I’ve learned throughout the years that sharing a vulnerable state of being with others gives permission to others to share or at least feel less lonely. So, here is my latest state of being.
Recently, I was guided to a wonderful life coach and mentor, Kelly Olson, a DreamBuilder Program coach. I signed up for the 12-week program. It’s time to get serious about transforming my life. Two years of study and practicing energy medicine has been wonderful. I know now, that I absolutely love this field of work and feel it is my calling in life. Now it’s time for me to work with someone who will encourage and kick me in the butt!
Week 2. Got the materials last night which consisted of an audio recording, a script for the audio and workbook exercises. All of which emphasized a vision for myself.
Wow! Mind-altering work. What have I always wanted to do? What steps am I taking this week to make it happen? Well, hmmmm. Let me see. The things I wanted to do as a child are way different from what I want to do now. Or are they? Thinking back, as a child, I pretty much just wanted to be happy and loved. I didn’t want a big house or a long vacation to the south of France. I just wanted to play, spend time with my family, eat when I was hungry and sleep when I was tired. That’s it. Simple. I want that now.
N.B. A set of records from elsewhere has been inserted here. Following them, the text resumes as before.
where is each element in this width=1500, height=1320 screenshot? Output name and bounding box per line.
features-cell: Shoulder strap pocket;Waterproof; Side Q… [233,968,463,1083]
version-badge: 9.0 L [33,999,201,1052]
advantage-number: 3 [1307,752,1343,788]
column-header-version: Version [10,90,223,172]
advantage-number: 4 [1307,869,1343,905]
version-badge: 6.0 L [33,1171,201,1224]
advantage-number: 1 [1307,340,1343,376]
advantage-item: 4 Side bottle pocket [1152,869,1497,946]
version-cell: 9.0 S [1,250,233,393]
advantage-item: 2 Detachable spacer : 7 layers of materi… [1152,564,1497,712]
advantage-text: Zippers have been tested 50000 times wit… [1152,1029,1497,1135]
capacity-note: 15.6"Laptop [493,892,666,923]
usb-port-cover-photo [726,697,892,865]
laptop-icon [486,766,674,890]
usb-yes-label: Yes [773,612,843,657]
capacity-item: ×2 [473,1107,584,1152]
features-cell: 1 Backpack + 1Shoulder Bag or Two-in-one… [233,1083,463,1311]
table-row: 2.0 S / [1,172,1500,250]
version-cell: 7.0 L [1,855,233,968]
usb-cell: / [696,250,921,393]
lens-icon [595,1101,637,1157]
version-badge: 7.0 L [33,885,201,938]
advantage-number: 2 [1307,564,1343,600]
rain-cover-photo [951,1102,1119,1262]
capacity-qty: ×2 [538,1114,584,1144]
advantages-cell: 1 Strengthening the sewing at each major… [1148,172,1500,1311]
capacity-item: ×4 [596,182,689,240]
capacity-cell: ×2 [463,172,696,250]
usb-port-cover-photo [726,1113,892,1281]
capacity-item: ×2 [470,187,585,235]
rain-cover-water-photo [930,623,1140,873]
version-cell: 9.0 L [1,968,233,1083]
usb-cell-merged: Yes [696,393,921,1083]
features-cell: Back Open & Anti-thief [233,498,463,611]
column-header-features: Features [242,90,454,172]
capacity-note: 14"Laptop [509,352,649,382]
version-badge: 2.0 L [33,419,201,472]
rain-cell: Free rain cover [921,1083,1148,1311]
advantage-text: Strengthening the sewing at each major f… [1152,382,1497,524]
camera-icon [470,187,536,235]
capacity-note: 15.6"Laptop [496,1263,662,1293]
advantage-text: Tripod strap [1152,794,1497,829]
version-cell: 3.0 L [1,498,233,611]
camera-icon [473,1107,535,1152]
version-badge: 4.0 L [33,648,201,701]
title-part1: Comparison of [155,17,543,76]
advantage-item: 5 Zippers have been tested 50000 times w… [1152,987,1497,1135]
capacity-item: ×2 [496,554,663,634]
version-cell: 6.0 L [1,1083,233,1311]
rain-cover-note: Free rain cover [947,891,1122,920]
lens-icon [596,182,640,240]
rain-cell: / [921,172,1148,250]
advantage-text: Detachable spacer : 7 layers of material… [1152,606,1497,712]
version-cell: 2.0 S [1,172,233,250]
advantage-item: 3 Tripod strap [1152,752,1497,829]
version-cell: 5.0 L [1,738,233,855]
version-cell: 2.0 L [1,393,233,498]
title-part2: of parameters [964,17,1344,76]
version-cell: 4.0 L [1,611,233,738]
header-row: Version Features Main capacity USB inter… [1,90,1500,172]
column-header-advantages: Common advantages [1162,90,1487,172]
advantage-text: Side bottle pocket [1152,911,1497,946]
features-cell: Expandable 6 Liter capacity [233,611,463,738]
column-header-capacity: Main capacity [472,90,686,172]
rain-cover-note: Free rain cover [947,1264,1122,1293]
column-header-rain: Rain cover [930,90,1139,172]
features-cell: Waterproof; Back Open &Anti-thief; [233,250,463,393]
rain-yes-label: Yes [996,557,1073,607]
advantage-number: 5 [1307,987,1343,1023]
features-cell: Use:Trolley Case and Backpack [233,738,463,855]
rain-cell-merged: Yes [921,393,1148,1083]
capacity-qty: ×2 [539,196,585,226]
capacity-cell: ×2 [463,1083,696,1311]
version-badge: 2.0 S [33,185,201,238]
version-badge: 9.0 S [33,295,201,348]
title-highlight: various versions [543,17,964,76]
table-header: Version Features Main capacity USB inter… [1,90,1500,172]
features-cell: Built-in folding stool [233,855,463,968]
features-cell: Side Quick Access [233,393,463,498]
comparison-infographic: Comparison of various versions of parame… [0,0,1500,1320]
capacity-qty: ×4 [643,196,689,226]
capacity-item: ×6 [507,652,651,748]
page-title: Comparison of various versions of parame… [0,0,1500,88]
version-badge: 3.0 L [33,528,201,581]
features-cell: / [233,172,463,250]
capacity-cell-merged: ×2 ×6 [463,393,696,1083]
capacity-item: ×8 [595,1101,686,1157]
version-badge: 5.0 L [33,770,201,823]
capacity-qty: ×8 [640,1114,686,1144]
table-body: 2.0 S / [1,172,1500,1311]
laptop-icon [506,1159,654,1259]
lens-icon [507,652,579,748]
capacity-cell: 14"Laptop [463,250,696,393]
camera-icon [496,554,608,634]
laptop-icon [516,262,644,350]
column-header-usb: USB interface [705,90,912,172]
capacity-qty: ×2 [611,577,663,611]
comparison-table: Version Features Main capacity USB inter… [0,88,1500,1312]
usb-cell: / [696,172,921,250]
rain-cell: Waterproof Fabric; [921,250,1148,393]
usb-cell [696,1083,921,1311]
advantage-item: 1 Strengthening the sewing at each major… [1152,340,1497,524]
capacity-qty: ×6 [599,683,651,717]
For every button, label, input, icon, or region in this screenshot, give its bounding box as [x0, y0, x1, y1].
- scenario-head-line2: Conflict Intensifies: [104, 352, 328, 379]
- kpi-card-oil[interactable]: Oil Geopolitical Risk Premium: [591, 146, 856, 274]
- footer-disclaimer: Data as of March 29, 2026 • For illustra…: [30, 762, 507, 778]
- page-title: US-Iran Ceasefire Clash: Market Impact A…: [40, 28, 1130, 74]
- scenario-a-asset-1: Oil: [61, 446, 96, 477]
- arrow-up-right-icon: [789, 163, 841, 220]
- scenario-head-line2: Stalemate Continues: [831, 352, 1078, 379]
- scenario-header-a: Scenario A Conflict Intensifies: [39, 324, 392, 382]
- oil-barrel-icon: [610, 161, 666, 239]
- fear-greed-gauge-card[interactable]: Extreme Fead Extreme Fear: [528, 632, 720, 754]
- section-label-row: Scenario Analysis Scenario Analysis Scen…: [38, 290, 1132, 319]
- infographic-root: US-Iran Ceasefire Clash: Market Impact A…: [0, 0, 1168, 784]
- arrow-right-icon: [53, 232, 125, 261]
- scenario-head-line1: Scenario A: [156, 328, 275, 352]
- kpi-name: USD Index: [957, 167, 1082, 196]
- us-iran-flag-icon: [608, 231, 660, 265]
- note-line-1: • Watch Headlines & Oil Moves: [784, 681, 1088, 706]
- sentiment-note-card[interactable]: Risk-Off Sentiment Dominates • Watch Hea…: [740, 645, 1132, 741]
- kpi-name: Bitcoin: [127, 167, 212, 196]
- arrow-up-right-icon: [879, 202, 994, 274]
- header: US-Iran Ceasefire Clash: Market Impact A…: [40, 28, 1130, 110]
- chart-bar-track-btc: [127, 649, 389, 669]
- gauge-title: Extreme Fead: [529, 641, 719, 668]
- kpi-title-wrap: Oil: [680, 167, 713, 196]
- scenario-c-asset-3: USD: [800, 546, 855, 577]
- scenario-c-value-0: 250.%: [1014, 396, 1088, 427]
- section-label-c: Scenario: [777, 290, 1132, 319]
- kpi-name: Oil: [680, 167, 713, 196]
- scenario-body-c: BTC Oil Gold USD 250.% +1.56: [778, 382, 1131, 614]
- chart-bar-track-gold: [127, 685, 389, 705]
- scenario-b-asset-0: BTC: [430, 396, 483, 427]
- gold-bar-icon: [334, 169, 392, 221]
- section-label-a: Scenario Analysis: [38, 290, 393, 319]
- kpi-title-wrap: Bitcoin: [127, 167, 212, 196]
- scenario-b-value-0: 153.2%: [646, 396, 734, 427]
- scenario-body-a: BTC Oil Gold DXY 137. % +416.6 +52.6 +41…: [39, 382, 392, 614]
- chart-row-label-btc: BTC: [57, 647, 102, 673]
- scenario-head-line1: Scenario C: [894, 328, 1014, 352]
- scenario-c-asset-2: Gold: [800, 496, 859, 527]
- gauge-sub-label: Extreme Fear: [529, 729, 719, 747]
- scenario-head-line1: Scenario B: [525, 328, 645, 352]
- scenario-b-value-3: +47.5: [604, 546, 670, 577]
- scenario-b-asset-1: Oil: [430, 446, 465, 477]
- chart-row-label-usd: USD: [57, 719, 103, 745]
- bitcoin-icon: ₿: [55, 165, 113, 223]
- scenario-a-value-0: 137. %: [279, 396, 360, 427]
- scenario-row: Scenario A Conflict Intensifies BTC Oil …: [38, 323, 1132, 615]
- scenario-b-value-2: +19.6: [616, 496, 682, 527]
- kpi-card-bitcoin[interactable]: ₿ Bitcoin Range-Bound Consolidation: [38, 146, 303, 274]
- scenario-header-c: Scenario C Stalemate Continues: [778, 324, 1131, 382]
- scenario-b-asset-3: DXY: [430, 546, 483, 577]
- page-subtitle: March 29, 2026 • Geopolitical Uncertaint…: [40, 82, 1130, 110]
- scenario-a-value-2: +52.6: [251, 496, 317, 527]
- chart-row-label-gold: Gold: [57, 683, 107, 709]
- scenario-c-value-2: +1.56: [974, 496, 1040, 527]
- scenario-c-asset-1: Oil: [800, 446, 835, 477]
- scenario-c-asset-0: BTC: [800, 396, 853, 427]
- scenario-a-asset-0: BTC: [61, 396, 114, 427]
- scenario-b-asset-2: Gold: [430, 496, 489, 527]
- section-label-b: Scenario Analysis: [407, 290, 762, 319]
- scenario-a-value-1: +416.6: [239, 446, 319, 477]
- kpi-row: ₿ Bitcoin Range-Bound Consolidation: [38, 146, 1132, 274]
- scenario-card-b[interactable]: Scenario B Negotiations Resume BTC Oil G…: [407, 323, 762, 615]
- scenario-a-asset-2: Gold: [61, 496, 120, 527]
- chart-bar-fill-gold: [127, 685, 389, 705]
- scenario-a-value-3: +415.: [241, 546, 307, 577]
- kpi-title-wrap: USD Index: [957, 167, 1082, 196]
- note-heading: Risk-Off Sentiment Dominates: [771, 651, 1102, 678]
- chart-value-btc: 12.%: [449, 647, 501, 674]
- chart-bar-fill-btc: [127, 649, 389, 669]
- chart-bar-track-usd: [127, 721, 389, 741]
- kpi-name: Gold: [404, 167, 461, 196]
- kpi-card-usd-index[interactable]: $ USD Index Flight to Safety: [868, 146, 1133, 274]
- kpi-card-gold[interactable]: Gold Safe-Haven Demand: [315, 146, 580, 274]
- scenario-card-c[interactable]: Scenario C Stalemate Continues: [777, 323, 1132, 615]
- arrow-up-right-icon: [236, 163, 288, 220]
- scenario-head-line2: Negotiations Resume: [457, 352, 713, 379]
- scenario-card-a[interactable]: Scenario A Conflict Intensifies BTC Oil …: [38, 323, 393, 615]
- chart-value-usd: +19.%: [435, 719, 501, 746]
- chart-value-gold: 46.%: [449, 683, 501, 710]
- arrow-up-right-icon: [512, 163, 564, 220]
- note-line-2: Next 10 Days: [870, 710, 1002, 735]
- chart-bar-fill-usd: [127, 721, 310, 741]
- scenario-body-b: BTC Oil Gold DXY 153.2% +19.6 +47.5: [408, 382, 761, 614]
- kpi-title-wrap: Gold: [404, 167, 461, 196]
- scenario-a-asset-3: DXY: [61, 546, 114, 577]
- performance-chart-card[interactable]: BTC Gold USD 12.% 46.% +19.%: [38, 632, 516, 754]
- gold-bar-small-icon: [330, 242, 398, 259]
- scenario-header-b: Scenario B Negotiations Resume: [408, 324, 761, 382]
I didn’t want that 2 or 5 or 10 years ago. I was much too focused on what media and social culture was telling me to want. A big source of frustration. That realization tumbled around in my brain all night long. Which then led to me waking up in a fury this morning. I spent two hours in tears over the most ridiculous things.
Or were they ridiculous things? My vision for myself is to live in love, joy and peace. Some things need to go in order to manifest love, joy and peace. Right?
An indication of something shifting were the tears. Letting go. A surge of energy got me to change some simple things. And then the calm set in. The peace. Still waiting for the joy. I know it’s there.
Gotta tell you about the energy medicine part of the day. In the past, if I had felt this uncomfortable after starting a program, I would flee and run as fast as I could in the opposite direction. Today is different. Today I have more tools ready for me. The Guidance Cards! Yes. The Guidance Cards I developed a couple of years ago. Emotional states of being correlated to the chakras. Typically a nice way to start the day. If nothing else, it helps me pick the color of clothing to wear. But today was different. Today the card would help me get through a very difficult time and encourage me to keep going with a life-changing program.
Got out of bed. Mind churning.
Grounded myself. Stand with feet on the ground. Bring my hands to my heart. Close my eyes. Take in a deep breathe and exhale slowly. Repeat. Light a candle. Smudge with holy wood. Shuffle the Guidance cards. Pick one. The card is “I AM RELAXED” which is a Sacral Chakra card. Perfect. I need this to help me with creating my new self concept and creating close personal relationships.
Still feeling the intensity of the work, I decided a healing medallion would also be in order. Went to my workshop and created a symbol and medallion for “I am relaxed.” On the back side I engraved the symbol for Alignment with Life. The Alignment with Life symbol is the sacred geometry symbol for flower of life plus a vertical and horizontal line to bring everything into alignment.
Infused the medallion with the healing sound vibrations of Tibetan Singing Bowls. I placed it around my neck. The medallion helped so me much! I went from a state of fury to a calm state of mind within minutes. The day went very well.